A l'université des Sciences et Technologie dans la capitale Windhoek, les opérations de vote n'ont pris fin qu'à 5H00, ont indiqué à l'AFP des membres du bureau de vote ayant commencé, malgré la nuit blanche, le dépouillement. La centaine de chaises bleues empilées dans la cour témoigne de l'affluence jusque tard.
Est-ce l'indication d'une participation élevée qui serait un mauvais signal pour la Swapo, le parti au pouvoir depuis l'indépendance en 1990, plus défié que jamais? Sa candidate Netumbo Nandi-Ndaitwah, en position de devenir la première femme présidente de ce pays d'Afrique australe, pourrait être contrainte à un second tour inédit.
Dans le bureau de vote de la mairie de la capitale, Windhoek, comme dans d'innombrables autres dans le pays, les opérations ont été suspendues un moment la veille faute de bulletins. Après une heure d'arrêt, des applaudissements pour saluer l'arrivée des blocs de papiers ont réveillé les électeurs somnolant assis, à 23H30. Le dernier électeur y a voté quatre heures et demie après la fermeture du bureau.
"C'est navrant d'attendre pendant des heures et des heures pour qu'il y ait des défaillances comme une pénurie de bulletins.

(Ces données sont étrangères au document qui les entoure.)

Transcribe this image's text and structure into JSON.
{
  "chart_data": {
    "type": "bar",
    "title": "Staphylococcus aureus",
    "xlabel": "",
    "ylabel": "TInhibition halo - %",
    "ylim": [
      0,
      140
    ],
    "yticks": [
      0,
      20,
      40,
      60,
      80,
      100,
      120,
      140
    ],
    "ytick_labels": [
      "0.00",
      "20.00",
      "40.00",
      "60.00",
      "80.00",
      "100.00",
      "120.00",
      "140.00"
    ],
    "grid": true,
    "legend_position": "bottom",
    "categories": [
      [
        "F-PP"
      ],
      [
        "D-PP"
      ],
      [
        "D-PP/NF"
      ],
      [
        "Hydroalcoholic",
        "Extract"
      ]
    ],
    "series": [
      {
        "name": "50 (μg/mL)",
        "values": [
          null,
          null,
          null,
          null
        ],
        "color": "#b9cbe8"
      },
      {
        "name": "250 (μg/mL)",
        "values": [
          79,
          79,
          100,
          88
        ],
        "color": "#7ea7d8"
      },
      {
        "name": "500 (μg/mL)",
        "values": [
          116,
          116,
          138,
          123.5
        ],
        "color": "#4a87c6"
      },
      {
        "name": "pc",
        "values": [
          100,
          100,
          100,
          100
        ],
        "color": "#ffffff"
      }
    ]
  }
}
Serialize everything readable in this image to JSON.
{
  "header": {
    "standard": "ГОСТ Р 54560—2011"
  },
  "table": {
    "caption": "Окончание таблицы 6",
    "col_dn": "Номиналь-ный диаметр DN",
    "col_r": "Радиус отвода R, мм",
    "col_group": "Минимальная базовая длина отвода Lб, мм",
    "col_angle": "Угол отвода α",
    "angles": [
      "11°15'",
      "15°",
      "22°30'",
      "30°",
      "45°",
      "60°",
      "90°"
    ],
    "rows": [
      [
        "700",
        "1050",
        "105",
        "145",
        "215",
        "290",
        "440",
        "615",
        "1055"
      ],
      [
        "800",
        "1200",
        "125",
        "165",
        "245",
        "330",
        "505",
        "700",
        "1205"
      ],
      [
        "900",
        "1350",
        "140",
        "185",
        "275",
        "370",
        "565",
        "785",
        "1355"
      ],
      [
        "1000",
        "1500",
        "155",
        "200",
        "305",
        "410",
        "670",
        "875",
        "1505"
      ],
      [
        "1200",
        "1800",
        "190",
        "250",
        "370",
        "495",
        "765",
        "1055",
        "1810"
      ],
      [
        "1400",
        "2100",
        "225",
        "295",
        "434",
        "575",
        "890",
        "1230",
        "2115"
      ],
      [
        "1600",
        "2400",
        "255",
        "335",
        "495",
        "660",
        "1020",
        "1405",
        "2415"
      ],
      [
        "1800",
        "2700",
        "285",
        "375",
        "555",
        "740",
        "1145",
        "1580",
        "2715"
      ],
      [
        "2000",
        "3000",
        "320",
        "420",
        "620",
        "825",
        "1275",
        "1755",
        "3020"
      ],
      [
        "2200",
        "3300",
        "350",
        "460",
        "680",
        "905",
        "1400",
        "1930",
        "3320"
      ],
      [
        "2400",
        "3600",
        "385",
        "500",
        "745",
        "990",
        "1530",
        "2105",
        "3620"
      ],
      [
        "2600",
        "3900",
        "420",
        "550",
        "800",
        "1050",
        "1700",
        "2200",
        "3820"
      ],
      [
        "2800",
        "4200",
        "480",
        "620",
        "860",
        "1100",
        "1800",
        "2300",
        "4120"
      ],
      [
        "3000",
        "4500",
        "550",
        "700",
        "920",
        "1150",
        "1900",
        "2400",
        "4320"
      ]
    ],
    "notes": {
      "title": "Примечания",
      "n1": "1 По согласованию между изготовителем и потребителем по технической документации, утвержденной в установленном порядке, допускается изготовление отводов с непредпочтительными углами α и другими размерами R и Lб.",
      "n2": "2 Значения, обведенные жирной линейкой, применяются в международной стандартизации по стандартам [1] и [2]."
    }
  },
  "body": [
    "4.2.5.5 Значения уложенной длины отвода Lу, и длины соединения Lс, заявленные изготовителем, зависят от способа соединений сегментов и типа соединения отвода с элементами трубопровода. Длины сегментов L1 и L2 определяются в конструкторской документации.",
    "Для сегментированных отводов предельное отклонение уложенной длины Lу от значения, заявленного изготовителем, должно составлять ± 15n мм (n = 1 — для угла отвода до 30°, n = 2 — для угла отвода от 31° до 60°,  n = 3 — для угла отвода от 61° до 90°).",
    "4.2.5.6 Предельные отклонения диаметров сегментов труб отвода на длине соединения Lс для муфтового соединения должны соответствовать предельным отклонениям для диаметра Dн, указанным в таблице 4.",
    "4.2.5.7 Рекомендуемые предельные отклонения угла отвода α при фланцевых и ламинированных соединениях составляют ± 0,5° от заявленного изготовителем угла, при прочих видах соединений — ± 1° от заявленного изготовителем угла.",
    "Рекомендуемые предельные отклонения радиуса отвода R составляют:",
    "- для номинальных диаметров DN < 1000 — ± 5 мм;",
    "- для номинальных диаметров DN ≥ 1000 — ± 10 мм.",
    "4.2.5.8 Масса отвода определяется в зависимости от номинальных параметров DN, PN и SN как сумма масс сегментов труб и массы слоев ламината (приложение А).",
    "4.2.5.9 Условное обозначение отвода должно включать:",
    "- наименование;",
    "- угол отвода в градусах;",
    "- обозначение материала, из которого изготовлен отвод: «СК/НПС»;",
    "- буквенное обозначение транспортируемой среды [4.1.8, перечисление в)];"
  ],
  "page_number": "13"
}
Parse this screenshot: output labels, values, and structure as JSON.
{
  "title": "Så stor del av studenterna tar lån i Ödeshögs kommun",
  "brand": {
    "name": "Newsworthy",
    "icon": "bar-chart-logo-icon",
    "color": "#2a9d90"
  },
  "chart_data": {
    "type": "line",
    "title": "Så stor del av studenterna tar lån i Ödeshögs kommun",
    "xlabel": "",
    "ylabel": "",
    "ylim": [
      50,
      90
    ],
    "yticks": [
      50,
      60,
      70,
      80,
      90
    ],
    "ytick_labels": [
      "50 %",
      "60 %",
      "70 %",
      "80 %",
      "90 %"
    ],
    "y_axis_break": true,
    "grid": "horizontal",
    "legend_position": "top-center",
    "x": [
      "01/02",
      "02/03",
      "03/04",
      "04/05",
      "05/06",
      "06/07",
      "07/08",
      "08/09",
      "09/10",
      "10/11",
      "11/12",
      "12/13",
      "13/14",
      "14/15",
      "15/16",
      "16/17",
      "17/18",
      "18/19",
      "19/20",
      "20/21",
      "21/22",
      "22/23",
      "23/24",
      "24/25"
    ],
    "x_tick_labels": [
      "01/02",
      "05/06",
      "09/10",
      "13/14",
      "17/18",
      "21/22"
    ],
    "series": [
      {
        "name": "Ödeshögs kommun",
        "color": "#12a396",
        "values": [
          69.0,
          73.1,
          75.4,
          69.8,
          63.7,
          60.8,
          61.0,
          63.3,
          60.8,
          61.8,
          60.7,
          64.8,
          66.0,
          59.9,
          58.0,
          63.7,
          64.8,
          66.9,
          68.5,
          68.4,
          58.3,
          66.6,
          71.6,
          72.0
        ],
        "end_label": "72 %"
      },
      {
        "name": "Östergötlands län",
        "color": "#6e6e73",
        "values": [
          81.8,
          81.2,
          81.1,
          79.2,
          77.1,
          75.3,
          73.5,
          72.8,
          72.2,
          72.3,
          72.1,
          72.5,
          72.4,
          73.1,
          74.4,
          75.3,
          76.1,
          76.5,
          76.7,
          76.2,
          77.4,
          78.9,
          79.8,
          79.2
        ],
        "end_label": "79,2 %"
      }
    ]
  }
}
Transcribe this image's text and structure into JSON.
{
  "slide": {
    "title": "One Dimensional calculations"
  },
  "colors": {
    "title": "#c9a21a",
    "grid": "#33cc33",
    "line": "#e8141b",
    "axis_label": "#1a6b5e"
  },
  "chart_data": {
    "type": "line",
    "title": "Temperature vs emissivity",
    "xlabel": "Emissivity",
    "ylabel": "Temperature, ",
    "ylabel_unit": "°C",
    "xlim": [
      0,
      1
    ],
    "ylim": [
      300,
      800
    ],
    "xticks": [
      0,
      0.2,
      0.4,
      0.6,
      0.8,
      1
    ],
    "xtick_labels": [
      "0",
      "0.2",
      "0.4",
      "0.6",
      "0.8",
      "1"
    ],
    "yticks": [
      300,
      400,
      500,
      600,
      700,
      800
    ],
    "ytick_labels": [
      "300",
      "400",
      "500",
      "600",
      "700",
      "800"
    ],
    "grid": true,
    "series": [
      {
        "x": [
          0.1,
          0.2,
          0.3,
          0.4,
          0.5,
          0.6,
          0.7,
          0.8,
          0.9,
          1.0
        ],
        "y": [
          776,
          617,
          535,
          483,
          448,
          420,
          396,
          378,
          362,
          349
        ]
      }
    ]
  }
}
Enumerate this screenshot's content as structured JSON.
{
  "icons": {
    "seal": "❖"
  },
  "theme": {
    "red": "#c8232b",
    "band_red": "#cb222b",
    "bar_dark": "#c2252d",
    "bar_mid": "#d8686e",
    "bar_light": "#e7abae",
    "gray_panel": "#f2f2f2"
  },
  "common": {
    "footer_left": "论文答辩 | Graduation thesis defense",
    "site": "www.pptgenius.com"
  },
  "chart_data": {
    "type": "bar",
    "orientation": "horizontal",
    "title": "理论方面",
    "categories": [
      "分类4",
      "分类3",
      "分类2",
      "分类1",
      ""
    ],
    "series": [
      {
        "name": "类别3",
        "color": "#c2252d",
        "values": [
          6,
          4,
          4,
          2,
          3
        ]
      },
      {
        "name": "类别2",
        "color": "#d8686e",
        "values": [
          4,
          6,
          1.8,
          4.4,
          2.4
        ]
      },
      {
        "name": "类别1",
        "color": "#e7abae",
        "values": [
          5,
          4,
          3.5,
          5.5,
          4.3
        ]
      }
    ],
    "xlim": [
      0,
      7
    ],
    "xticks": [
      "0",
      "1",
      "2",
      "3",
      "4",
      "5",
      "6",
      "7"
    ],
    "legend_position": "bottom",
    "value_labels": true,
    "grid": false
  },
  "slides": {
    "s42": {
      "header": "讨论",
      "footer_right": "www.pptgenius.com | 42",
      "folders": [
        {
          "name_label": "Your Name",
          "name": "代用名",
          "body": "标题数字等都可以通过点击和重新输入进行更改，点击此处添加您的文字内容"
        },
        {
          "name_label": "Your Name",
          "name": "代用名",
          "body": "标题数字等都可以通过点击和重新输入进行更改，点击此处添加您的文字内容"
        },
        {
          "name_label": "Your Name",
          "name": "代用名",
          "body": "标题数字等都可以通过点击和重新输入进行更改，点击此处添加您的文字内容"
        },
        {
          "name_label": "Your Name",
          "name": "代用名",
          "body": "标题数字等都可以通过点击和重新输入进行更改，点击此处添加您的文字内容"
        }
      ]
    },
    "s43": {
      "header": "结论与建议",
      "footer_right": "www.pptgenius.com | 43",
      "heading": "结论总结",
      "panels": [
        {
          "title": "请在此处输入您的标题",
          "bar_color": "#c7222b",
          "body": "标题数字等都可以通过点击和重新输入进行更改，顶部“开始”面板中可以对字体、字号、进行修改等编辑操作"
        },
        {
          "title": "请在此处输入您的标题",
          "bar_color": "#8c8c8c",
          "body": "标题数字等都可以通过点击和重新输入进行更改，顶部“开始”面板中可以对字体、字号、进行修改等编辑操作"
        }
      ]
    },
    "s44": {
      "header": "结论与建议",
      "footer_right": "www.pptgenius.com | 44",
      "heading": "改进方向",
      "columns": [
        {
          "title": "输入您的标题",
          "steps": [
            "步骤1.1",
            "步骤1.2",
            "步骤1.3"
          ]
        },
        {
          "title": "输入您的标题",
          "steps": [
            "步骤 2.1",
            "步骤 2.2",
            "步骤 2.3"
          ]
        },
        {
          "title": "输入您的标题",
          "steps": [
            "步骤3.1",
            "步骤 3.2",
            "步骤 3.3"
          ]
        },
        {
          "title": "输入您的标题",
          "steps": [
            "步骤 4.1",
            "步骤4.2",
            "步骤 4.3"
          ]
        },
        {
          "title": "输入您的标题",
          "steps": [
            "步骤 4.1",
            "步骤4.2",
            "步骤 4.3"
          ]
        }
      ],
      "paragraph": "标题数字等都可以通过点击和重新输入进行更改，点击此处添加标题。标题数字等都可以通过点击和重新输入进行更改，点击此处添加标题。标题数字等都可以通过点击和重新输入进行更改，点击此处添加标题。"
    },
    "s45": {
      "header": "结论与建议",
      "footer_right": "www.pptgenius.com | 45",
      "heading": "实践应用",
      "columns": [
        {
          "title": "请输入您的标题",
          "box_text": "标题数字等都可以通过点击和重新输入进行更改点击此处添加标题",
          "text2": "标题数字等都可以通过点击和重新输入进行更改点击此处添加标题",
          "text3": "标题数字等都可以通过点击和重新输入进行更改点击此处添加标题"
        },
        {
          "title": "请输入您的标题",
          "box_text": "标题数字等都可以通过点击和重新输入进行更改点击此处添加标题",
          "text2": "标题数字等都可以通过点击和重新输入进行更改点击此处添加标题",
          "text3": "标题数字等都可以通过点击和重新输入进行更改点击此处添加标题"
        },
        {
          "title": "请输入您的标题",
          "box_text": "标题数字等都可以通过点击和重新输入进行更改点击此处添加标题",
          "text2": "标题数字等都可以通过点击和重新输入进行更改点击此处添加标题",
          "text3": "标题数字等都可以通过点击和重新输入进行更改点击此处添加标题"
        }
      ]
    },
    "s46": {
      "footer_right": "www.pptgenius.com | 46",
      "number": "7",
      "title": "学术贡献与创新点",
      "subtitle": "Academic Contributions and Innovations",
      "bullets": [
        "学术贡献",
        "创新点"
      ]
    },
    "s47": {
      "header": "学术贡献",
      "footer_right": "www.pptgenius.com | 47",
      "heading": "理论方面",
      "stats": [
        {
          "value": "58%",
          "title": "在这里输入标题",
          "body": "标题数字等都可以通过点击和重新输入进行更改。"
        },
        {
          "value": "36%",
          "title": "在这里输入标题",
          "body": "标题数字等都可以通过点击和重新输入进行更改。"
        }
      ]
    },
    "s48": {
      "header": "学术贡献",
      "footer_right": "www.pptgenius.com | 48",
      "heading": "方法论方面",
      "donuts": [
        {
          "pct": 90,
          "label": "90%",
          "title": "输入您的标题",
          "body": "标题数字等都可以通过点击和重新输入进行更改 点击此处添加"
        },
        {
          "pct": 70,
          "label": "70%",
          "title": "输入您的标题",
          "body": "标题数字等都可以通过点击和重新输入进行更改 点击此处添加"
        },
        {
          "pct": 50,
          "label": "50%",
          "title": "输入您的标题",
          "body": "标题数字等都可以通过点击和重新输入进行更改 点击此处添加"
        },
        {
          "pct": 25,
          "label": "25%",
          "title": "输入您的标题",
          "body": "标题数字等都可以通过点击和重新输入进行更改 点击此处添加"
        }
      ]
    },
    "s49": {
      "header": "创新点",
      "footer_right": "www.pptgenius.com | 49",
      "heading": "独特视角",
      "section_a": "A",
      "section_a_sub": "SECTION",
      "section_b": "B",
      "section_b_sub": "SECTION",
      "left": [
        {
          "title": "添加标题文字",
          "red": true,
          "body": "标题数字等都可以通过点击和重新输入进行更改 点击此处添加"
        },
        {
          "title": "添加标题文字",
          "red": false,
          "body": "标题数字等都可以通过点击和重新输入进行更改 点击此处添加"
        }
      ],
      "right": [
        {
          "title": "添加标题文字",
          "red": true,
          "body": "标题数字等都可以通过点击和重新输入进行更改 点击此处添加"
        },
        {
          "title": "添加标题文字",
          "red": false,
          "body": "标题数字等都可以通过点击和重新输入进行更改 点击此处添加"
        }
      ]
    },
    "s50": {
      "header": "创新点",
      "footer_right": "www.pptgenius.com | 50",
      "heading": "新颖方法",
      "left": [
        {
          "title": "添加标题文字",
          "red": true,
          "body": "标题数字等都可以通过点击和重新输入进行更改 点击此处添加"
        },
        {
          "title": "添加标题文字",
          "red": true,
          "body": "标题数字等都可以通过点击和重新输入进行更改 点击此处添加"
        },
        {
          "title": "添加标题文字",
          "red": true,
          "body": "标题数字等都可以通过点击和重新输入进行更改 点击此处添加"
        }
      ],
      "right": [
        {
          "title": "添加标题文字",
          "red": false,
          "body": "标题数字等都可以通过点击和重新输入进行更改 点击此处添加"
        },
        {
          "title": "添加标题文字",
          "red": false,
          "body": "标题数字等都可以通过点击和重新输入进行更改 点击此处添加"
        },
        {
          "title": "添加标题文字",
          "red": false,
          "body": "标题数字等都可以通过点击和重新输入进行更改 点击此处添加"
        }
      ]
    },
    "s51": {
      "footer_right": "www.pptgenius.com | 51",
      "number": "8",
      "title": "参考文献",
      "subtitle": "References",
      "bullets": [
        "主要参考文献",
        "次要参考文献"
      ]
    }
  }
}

Les électeurs se sont déplacés, mais la commission électorale nous a trahis", s'est désolé Reagan Cooper, cultivateur de 43 ans parmi la centaine de naufragés de la nuit devant l'hôtel de ville.
Armés de patience, de chaises pliantes et de parapluies pour venir à bout de files progressant à un rythme de pachyderme, les Namibiens ont piétiné parfois jusqu'à douze heures, sous un soleil de plomb avant de pouvoir voter.
Les tablettes servant à vérifier les identités au moyen des empreintes digitales ont aussi connu des pannes dans plusieurs bureaux.
Le Parti des patriotes indépendants (IPC), principale formation de l'opposition, a accusé la commission électorale de "tenter délibérément de dissuader les électeurs de voter", par la voix de sa secrétaire générale Christine Aochamus.
- Chômage massif, inégalités béantes -
Face aux critiques de tous les partis - Swapo comprise -, la commission a décidé d'une prolongation du vote "sans durée spécifiée", a indiqué son responsable pour la région de Windhoek Rakondjerua Kavari.
La candidate de la Swapo Netumbo Nandi-Ndaitwah ("NNN"), figure à 72 ans de la lutte pour la libération, avait appelé les 1,5 million d'électeurs inscrits à "voter en nombre" au moment de glisser son bulletin dès l'ouverture.
"NNN" affronte la concurrence de l'ex-dentiste et avocat Panduleni Itula, 67 ans, qui a fondé en 2020 sa propre formation, le Parti des patriotes indépendants. Sans formation sur laquelle s'appuyer en 2019, il avait réuni alors 29,4% des suffrages.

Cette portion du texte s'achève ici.